Charlotte van Bodegom mit den 1. Damen des RRK in der Feldsaison 2007/2008
(hinten: Trainer Benedikt Schmidt-Busse, Hannah Pehle, Meike Acht, Cara
Benecke, Charlotte van Bodegom, Lisa Faust, Vera Battenberg, Maren
Pfefferkorn, Irene Balek, Lena Schüder, "Physio" Hanne Zöller; davor: Eva
Frank, Linn Tremmel, Franziska Eckhard, Irena Japec, Ann-Paulin Heist, Ela
Tarlan, Silke Müller, Nina Günther; vorn: Sonja Thüner) |
Verbunden war der
Umzug aus Heidelberg, wo die Tochter niederländischer Eltern aufwuchs und
studierte, aber auch mit der Hoffnung, in einer Weltstadt, die Hamburg sein
will, einen adäquaten Arbeitsplatz zu finden. In der Kinderheilkunde würde sie
gern ihre Facharztausbildung machen. Angebote hat sie aus Düsseldorf und
Heidelberg, ihr Wunsch wäre aber ein Platz am Klinikum Altona. Eine Hospitanz am
Klinikum Heidberg steht in Kürze an.
Solange ihr
künftiger Arbeitsort nicht feststeht, will sich die Abwehrspielerin, die beim
UHC vorrangig den linken Flügel beackert, nicht auf Wohnungssuche begeben. Das
führt dazu, dass sie derzeit beinahe wochenweise ihren Wohnort wechselt. Bei
Teamkolleginnen in Winterhude ist sie bereits untergekommen, bei Freunden in
Rotherbaum, aktuell lebt sie bei einer Gastfamilie in Wellingsbüttel. "Ich bin
allen für ihre Gastfreundschaft sehr dankbar. Aber es ist hart, wenn man nie
richtig in eine eigene Wohnung nach Hause kommen kann", sagt sie.
Der Leistung auf
dem Hockeyfeld ist das unstete Leben bislang noch nicht abträglich. Im
Gegenteil, der Sport ist für Charlotte van Bodegom, die als einzige von drei
Geschwistern einen deutschen Pass besitzt, weil sie für die deutschen
Auswahlmannschaften spielen wollte und 2015 bei der Hallen-WM in Leipzig mit
Silber ihren größten Erfolg schaffte, Ausgleich zum Alltags- und Berufsstress.
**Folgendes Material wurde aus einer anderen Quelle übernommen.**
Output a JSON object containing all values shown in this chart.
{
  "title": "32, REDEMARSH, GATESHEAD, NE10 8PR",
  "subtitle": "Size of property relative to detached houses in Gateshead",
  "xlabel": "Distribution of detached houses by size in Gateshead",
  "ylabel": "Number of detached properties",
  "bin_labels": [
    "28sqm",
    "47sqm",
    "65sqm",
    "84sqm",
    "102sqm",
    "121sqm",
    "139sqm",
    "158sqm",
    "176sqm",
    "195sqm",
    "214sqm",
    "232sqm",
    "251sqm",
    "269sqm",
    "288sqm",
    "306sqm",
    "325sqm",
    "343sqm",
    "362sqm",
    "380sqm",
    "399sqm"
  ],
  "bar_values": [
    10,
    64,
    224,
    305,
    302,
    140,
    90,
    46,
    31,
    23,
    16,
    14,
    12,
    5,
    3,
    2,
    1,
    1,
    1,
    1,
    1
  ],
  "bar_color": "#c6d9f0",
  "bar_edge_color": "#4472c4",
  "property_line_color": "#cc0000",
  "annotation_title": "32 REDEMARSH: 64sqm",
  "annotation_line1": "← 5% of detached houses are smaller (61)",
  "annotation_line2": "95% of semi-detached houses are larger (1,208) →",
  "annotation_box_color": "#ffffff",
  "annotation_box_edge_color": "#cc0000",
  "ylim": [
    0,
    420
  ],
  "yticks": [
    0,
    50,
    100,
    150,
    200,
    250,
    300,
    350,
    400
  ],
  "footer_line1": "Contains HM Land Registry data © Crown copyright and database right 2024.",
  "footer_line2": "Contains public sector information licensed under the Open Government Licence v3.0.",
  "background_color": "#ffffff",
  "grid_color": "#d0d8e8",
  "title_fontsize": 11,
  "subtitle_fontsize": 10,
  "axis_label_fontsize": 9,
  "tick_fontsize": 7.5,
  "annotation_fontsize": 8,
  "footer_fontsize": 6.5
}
Dass sie im über Jahre gewachsenen Team von Cheftrainer Claas Henkel, das an
diesem Wochenende zu den Lokalderbys gegen den Harvestehuder THC und beim
Großflottbeker THGC antritt, aufgenommen wurde, als habe sie nie woanders
gespielt, genießt sie sehr, "weil es nicht selbstverständlich ist".
Sich mit neuen
Begebenheiten zurechtzufinden, das fällt Charlotte van Bodegom grundsätzlich
nicht schwer. Als 16-Jährige ging sie ein Jahr in der Heimat ihrer Familie zur
Schule, spielte für Kampong Utrecht Hockey. Mit der Familie lebte sie als Kind
in den USA, im vergangenen Wintersemester reiste sie durch Australien und
spielte in der dortigen Liga. Dennoch ist die Hoffnung groß, "dass ich den UHC
nicht schon bald wieder verlassen muss, sondern hier heimisch werden kann". Dass
das passen könnte mit Hamburg und ihr, das ist mehr als nur so ein Gefühl.